The Role of Shaw & Co Was Critical
That meant having enough funding in place to make the transition safely and successfully. “Banks don’t generally like lending to companies in this situation, because they see it as taking an equity risk into the development of the chip”, explains Mark, who was then introduced to Shaw & Co.
“The role of Shaw & Co was critical to our success. By helping us source unsecured debt we were able to bridge the funding gap created by our growth strategy,” says Mark. Shaw & Co advised EnSilica on a £3.7m, unsecured debt raise funded by specialist lender Caple. He adds that Shaw & Co’s management of the process and their understanding of the business was also vital to achieving the desired outcome.
With the right funding in place, it helped EnSilica deliver on the design and supply contracts it had secured in its established markets, as well as playing an increasingly important part in a new one: the lower earth orbit (LEO) satellites that typically orbit 500 to 2,000 kilometres from Earth, providing high speed communications. EnSilica chips will soon be found in the ground terminals that pick up the signals.

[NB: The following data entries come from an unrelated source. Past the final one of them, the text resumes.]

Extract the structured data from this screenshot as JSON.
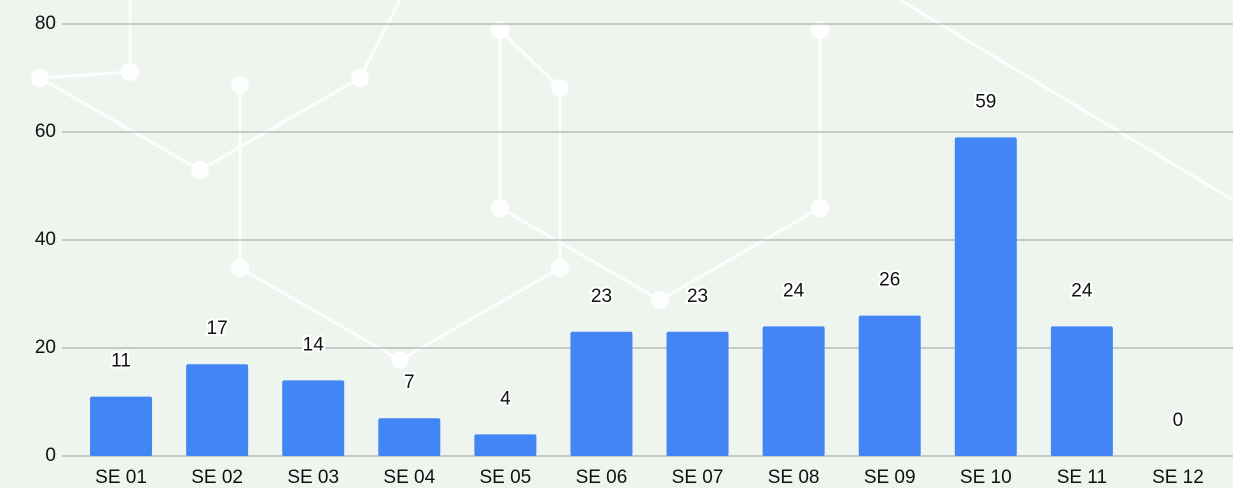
{
  "chart_data": {
    "type": "bar",
    "categories": [
      "SE 01",
      "SE 02",
      "SE 03",
      "SE 04",
      "SE 05",
      "SE 06",
      "SE 07",
      "SE 08",
      "SE 09",
      "SE 10",
      "SE 11",
      "SE 12"
    ],
    "values": [
      11,
      17,
      14,
      7,
      4,
      23,
      23,
      24,
      26,
      59,
      24,
      0
    ],
    "color": "#4285f4",
    "ylim": [
      0,
      80
    ],
    "yticks": [
      0,
      20,
      40,
      60,
      80
    ],
    "grid": true
  }
}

Set for an Even Brighter Future
With operations in Wokingham, Oxford, Sheffield, Cambridge and India employing around 100 people and a cabinet full of trophies including a Queens Award for International Export, the future looks bright.
Even COVID-19 has had a limited impact on the business. “Working remotely is not a problem and we have been able to make sure all our people are safe, but customers did delay investment decisions during the first lockdown, which knocked us off course a little. But we are now seeing these come through again, despite the current lockdown,” says Ian.
COVID-19 has also accelerated technology trends, increasing demand for autonomous vehicles and other equipment. This plays to EnSilica’s strengths and will help it continue its steep growth trajectory as the markets in which it operates expand. Autonomous vehicle production is anticipated to expand at a compound annual growth rate (CAGR) of 63.1% from 2021 to 2030, while the global ASIC Chip market is projected to reach $28.05 billion by 2026, with a CAGR of 8.6%.
“We won’t be the largest company in the world but we don’t need to be. We specialise in particular areas and that’s why people come and seek us out,” concludes Mark. Talking to Ian and Mark, it’s clear that their combination of technical and financial expertise will enable them to seek out and profit from new opportunities far into the future.